Students construct face out of clay
Michigan Tech's Youth Programs specializes in providing great answers to the perennial question "What did you do over the summer?" Secondary school students construct a face à la CSI.
Students dissect the anatomy of a landslide during one of Michigan Tech's Youth Programs.
Students dissect the anatomy of a landslide during one of Michigan Tech's Youth Programs.

Summers of Discovery

They've designed and built rockets, studied wolf-moose ecology on Isle Royale, and learned about green energy initiatives by making a handmade batch of biodiesel fuel. Who are they? Not the scientists and researchers you might suspect. They're participants in Michigan Tech's Youth Programs, and they're all middle and high school students.

Every summer, Youth Programs hosts more than fifty weeklong explorations in areas like engineering, photography, video game programming, wilderness ecology, and more. Learning by doing is the name of the game—students get their hands dirty (and sometimes their feet wet) on innovative projects and research, from casting molten metal to studying forensic evidence and investigating a crime scene.

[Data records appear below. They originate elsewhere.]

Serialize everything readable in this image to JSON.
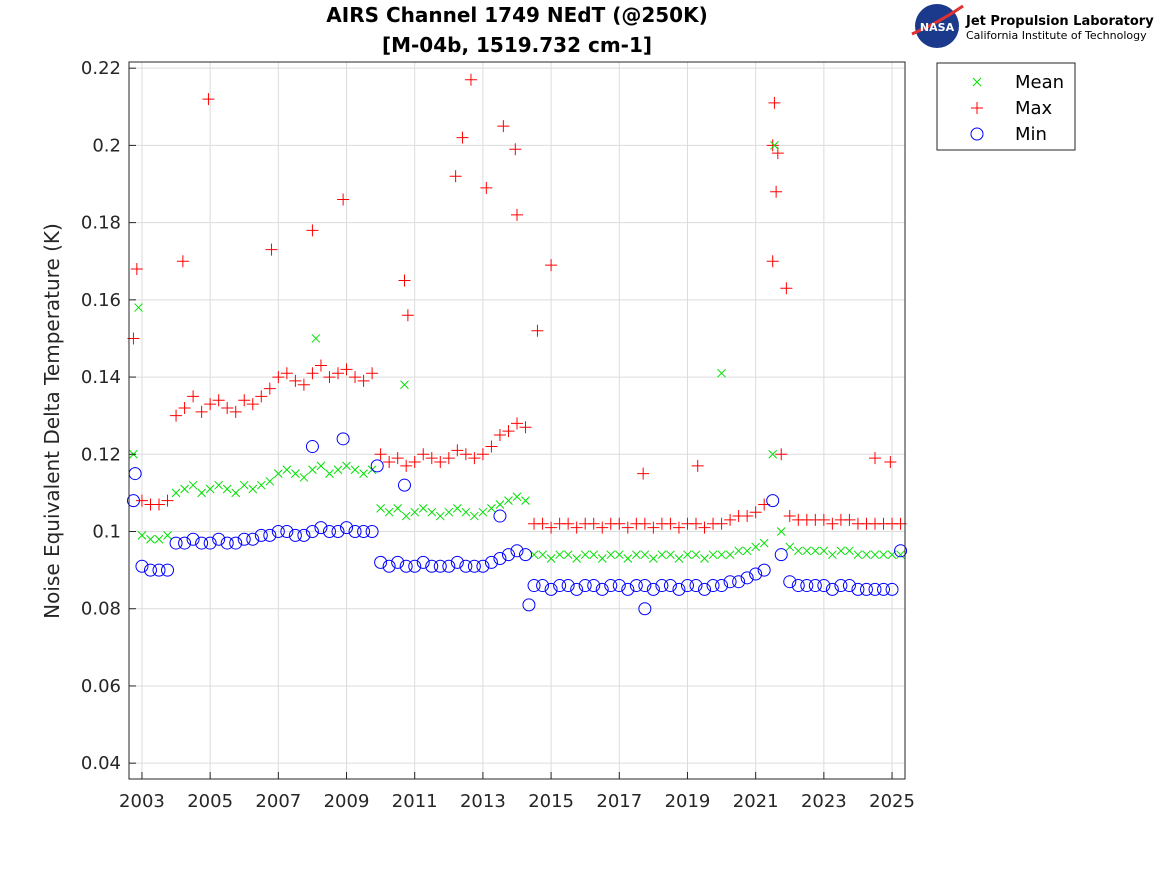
{
  "logo": {
    "org": "Jet Propulsion Laboratory",
    "sub": "California Institute of Technology",
    "badge": "NASA"
  },
  "chart_data": {
    "type": "scatter",
    "title": "AIRS Channel 1749 NEdT (@250K)",
    "subtitle": "[M-04b, 1519.732 cm-1]",
    "xlabel": "",
    "ylabel": "Noise Equivalent Delta Temperature (K)",
    "xlim": [
      2002.62,
      2025.38
    ],
    "ylim": [
      0.0359,
      0.2216
    ],
    "xticks": [
      2003,
      2005,
      2007,
      2009,
      2011,
      2013,
      2015,
      2017,
      2019,
      2021,
      2023,
      2025
    ],
    "yticks": [
      0.04,
      0.06,
      0.08,
      0.1,
      0.12,
      0.14,
      0.16,
      0.18,
      0.2,
      0.22
    ],
    "ytick_labels": [
      "0.04",
      "0.06",
      "0.08",
      "0.1",
      "0.12",
      "0.14",
      "0.16",
      "0.18",
      "0.2",
      "0.22"
    ],
    "grid": true,
    "legend_placement": "outside-top-right",
    "x_start": 2002.75,
    "x_step": 0.25,
    "series": [
      {
        "name": "Mean",
        "marker": "x",
        "color": "#00e000",
        "values": [
          0.12,
          0.099,
          0.098,
          0.098,
          0.099,
          0.11,
          0.111,
          0.112,
          0.11,
          0.111,
          0.112,
          0.111,
          0.11,
          0.112,
          0.111,
          0.112,
          0.113,
          0.115,
          0.116,
          0.115,
          0.114,
          0.116,
          0.117,
          0.115,
          0.116,
          0.117,
          0.116,
          0.115,
          0.116,
          0.106,
          0.105,
          0.106,
          0.104,
          0.105,
          0.106,
          0.105,
          0.104,
          0.105,
          0.106,
          0.105,
          0.104,
          0.105,
          0.106,
          0.107,
          0.108,
          0.109,
          0.108,
          0.094,
          0.094,
          0.093,
          0.094,
          0.094,
          0.093,
          0.094,
          0.094,
          0.093,
          0.094,
          0.094,
          0.093,
          0.094,
          0.094,
          0.093,
          0.094,
          0.094,
          0.093,
          0.094,
          0.094,
          0.093,
          0.094,
          0.094,
          0.094,
          0.095,
          0.095,
          0.096,
          0.097,
          0.12,
          0.1,
          0.096,
          0.095,
          0.095,
          0.095,
          0.095,
          0.094,
          0.095,
          0.095,
          0.094,
          0.094,
          0.094,
          0.094,
          0.094,
          0.094
        ],
        "outliers": [
          [
            2021.55,
            0.2
          ],
          [
            2020.0,
            0.141
          ],
          [
            2010.7,
            0.138
          ],
          [
            2002.9,
            0.158
          ],
          [
            2008.1,
            0.15
          ]
        ]
      },
      {
        "name": "Max",
        "marker": "+",
        "color": "#ff0000",
        "values": [
          0.15,
          0.108,
          0.107,
          0.107,
          0.108,
          0.13,
          0.132,
          0.135,
          0.131,
          0.133,
          0.134,
          0.132,
          0.131,
          0.134,
          0.133,
          0.135,
          0.137,
          0.14,
          0.141,
          0.139,
          0.138,
          0.141,
          0.143,
          0.14,
          0.141,
          0.142,
          0.14,
          0.139,
          0.141,
          0.12,
          0.118,
          0.119,
          0.117,
          0.118,
          0.12,
          0.119,
          0.118,
          0.119,
          0.121,
          0.12,
          0.119,
          0.12,
          0.122,
          0.125,
          0.126,
          0.128,
          0.127,
          0.102,
          0.102,
          0.101,
          0.102,
          0.102,
          0.101,
          0.102,
          0.102,
          0.101,
          0.102,
          0.102,
          0.101,
          0.102,
          0.102,
          0.101,
          0.102,
          0.102,
          0.101,
          0.102,
          0.102,
          0.101,
          0.102,
          0.102,
          0.103,
          0.104,
          0.104,
          0.105,
          0.107,
          0.2,
          0.12,
          0.104,
          0.103,
          0.103,
          0.103,
          0.103,
          0.102,
          0.103,
          0.103,
          0.102,
          0.102,
          0.102,
          0.102,
          0.102,
          0.102
        ],
        "outliers": [
          [
            2004.95,
            0.212
          ],
          [
            2012.65,
            0.217
          ],
          [
            2013.6,
            0.205
          ],
          [
            2012.4,
            0.202
          ],
          [
            2021.55,
            0.211
          ],
          [
            2008.9,
            0.186
          ],
          [
            2012.2,
            0.192
          ],
          [
            2013.1,
            0.189
          ],
          [
            2013.95,
            0.199
          ],
          [
            2014.0,
            0.182
          ],
          [
            2008.0,
            0.178
          ],
          [
            2004.2,
            0.17
          ],
          [
            2006.8,
            0.173
          ],
          [
            2010.7,
            0.165
          ],
          [
            2015.0,
            0.169
          ],
          [
            2017.7,
            0.115
          ],
          [
            2019.3,
            0.117
          ],
          [
            2024.5,
            0.119
          ],
          [
            2002.85,
            0.168
          ],
          [
            2021.6,
            0.188
          ],
          [
            2021.9,
            0.163
          ],
          [
            2014.6,
            0.152
          ],
          [
            2010.8,
            0.156
          ],
          [
            2021.65,
            0.198
          ],
          [
            2021.5,
            0.17
          ],
          [
            2024.95,
            0.118
          ]
        ]
      },
      {
        "name": "Min",
        "marker": "o",
        "color": "#0000ff",
        "values": [
          0.108,
          0.091,
          0.09,
          0.09,
          0.09,
          0.097,
          0.097,
          0.098,
          0.097,
          0.097,
          0.098,
          0.097,
          0.097,
          0.098,
          0.098,
          0.099,
          0.099,
          0.1,
          0.1,
          0.099,
          0.099,
          0.1,
          0.101,
          0.1,
          0.1,
          0.101,
          0.1,
          0.1,
          0.1,
          0.092,
          0.091,
          0.092,
          0.091,
          0.091,
          0.092,
          0.091,
          0.091,
          0.091,
          0.092,
          0.091,
          0.091,
          0.091,
          0.092,
          0.093,
          0.094,
          0.095,
          0.094,
          0.086,
          0.086,
          0.085,
          0.086,
          0.086,
          0.085,
          0.086,
          0.086,
          0.085,
          0.086,
          0.086,
          0.085,
          0.086,
          0.086,
          0.085,
          0.086,
          0.086,
          0.085,
          0.086,
          0.086,
          0.085,
          0.086,
          0.086,
          0.087,
          0.087,
          0.088,
          0.089,
          0.09,
          0.108,
          0.094,
          0.087,
          0.086,
          0.086,
          0.086,
          0.086,
          0.085,
          0.086,
          0.086,
          0.085,
          0.085,
          0.085,
          0.085,
          0.085,
          0.095
        ],
        "outliers": [
          [
            2008.0,
            0.122
          ],
          [
            2008.9,
            0.124
          ],
          [
            2009.9,
            0.117
          ],
          [
            2010.7,
            0.112
          ],
          [
            2017.75,
            0.08
          ],
          [
            2014.35,
            0.081
          ],
          [
            2002.8,
            0.115
          ],
          [
            2013.5,
            0.104
          ]
        ]
      }
    ]
  }
}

It may sound like serious business for a summer vacation, but the students will be the first to tell you that when learning is this much fun, it hardly feels like work at all.

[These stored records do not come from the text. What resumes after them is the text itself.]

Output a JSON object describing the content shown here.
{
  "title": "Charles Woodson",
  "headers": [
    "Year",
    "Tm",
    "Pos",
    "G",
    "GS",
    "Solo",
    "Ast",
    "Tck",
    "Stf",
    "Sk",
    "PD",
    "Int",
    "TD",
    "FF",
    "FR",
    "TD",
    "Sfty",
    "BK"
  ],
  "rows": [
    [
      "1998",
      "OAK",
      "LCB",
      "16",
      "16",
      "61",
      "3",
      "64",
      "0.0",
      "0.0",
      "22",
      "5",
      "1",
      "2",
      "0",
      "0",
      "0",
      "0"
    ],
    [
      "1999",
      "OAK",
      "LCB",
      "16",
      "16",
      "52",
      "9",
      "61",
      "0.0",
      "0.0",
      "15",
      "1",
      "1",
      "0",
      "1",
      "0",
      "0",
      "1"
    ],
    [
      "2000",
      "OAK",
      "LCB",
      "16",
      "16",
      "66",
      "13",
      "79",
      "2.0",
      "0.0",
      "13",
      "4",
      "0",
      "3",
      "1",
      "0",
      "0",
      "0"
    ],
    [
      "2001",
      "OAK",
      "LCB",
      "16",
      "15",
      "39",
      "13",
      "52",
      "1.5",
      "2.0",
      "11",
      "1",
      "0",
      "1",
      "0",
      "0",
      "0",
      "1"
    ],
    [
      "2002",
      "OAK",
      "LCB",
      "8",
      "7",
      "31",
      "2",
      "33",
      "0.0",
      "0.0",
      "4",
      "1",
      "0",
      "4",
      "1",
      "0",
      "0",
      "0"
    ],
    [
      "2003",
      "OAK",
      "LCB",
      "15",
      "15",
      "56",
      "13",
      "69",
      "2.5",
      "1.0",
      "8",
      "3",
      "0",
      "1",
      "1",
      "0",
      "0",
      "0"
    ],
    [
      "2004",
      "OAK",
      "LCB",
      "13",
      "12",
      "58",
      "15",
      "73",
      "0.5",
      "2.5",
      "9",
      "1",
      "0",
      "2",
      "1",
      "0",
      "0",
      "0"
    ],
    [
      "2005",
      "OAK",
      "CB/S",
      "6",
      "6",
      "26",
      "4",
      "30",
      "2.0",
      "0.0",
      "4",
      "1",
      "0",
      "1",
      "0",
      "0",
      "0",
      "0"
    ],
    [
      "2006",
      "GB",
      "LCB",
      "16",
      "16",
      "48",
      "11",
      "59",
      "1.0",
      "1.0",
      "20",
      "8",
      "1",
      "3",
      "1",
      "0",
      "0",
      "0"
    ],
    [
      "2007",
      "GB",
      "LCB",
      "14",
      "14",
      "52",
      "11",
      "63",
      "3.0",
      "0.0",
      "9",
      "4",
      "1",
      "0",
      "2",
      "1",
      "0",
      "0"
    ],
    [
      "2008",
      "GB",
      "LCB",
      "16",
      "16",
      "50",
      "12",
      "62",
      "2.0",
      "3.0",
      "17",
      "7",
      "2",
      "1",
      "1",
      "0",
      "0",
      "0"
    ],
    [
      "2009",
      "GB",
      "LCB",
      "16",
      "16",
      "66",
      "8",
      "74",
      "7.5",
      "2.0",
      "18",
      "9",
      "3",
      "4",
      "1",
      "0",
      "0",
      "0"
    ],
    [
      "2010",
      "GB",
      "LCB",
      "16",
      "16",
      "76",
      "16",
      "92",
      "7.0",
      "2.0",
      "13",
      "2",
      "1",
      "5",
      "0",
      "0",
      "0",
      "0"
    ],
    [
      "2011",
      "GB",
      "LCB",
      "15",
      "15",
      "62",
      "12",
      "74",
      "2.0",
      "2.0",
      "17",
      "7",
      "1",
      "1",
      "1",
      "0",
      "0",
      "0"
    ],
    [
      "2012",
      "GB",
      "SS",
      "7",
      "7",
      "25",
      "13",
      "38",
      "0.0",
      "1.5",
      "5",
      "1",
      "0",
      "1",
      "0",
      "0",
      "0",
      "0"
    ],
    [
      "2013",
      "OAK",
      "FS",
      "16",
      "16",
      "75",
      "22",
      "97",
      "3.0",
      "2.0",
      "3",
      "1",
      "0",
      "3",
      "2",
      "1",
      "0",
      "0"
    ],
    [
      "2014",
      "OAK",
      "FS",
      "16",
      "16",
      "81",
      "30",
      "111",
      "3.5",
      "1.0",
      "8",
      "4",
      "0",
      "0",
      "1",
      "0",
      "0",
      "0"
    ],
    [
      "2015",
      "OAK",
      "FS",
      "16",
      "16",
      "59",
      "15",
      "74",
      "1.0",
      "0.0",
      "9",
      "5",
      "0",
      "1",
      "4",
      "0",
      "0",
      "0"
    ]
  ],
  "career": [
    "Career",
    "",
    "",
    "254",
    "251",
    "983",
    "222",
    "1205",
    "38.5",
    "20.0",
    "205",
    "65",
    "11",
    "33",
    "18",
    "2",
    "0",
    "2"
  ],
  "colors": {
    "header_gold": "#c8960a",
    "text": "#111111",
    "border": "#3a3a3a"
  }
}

"My favorite part of the week was . . . well, everything," said participant Andrew Meyer. "I got to make aspirin and see for myself how chemicals interact with one another."

As well, Youth Programs offers a variety of scholarship programs, including Women in Engineering (WIE) and the Engineering Scholars Program. Both are fully funded, competitive programs for academically talented high school students. Their focus is engineering—ten different fields are explored—and they feature hands-on projects, group activities, field trips, and more.

"We learned all about landslides and volcanoes," said Stephanie Squandra, a WIE participant. "Eventually we were given a problem to solve: how can you prevent a house built on the side of a river from being washed away? My team built a model, designed a dam around the house, lined it with rock—and it survived! So awesome!"